Risky Technical Choices

Security teams must make smarter choices about the overlooked risks threat actors continue to successfully target and exploit year after year: unpatched vulnerabilities, Internet-exposed technologies, and end-of-life (EOL) technology.

First, understand that vulnerabilities can turn seemingly small software flaws into active attacks, so putting off patching is a risky decision. In a recent example, a nation-state attack from a North Korean threat group targeted a Windows zero-day vulnerability left unpatched for six months. This vulnerability's scale and business impacts are still unknown but pose a massive, ongoing risk for organizations.

Second, organizations need to pay more attention to their easily exploitable, Internet-exposed technologies. For example, Coalition found scans from unique IP addresses looking for Remote Desktop Protocol (RDP) increased by 59% from January 2023 to October 2023, indicating that cybercriminals are still targeting this vulnerable technology to gain operating system access.

Finally, companies often decide to keep outdated and EOL technologies running until they break down completely — or get penetrated. Threat actors upped their attacks on outdated, out-of-date software this last year. Coalition's report found that 10,000 businesses are running EOL database Microsoft SQL Server 2000, while over 100,000 businesses are running EOL Microsoft SQL servers. If left unaddressed, outdated technology and technical debt will cost organizations in the US trillions of dollars in the coming years.

As threat actors continue to search for the easiest risks to exploit and monetize, strengthening an organization's cyber resilience can be as simple as identifying the most easily addressable risks.

Smarter Choices for Security Teams

Our research shows that choosing to implement a few leading solutions improves vulnerability management and will continue to do so in the foreseeable future.

First, security professionals can leverage threat intelligence tools, like honeypots, to identify hackers' tactics, techniques, and procedures. These tools help serve as an early warning system for new threats.
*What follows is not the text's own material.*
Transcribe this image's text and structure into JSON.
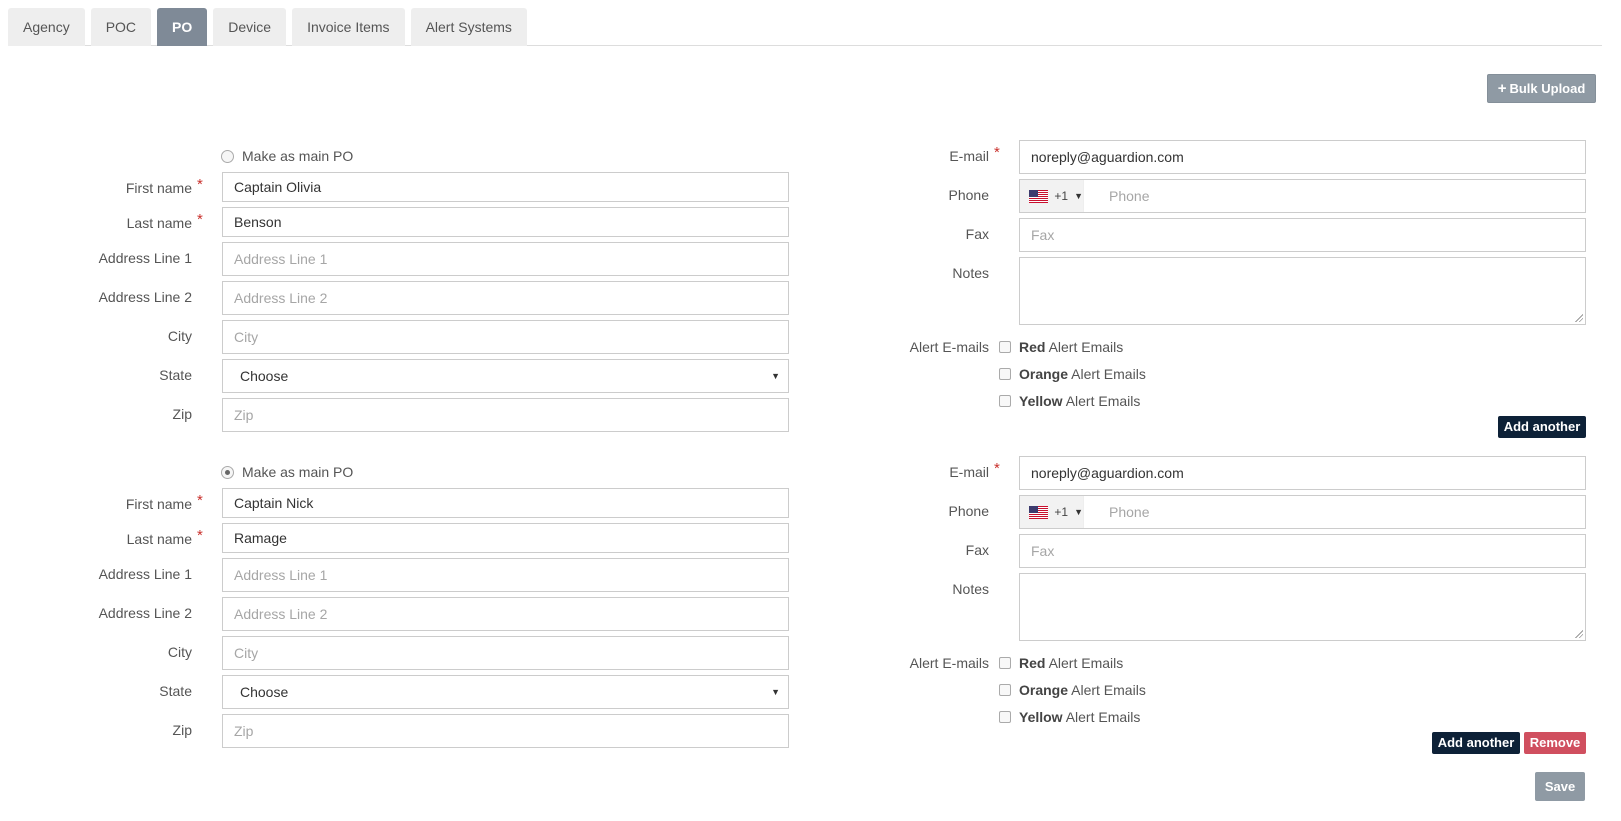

For example, Coalition uncovered cybercriminal activity related to the 1,000% 2023 MOVEit vulnerability spike in mid-May, two weeks before Progress Software and CISA issued their advisories. This early alerting helped our policyholders remediate the vulnerability and avoid related cyber incidents and impending cyber insurance claims. Meanwhile, the vulnerability cost the broader cyber ecosystem $15.6 billion.

Second, defenders should employ artificial intelligence (AI) to help them generate and contextualize alerts across the security ecosystem. While the cyber industry works to overcome the cybersecurity risks of AI, vendors are also finding new ways to battle adversaries with the technology. For example, Coalition's Exploit Scoring System incorporates multiple data sets and analyzes them with AI to help companies manage and prioritize risk mitigation.

Finally, remember to pair continuous threat detection and response management with a human traffic guard. The human power of security teams will lift cogent businesses over risky ones. While AI and machine learning are key to catching vulnerabilities, patching with intelligence requires people — strategic human partners who can act on the AI's automated insights.

About the Author(s)

Tiago Henriques

Vice President of Research, Coalition

Tiago Henriques has had a rich career across the cybersecurity industry as an entrepreneur, CEO, pen tester, security analyst and auditor. In 2015 he founded BinaryEdge, a cybersecurity company specializing in enterprise infrastructure scanning and attack surface management. Since Coalition's acquisition of BinaryEdge in 2020, Tiago led customer security efforts across the organization as Director of Engineering for Security, recently becoming Vice President of Research.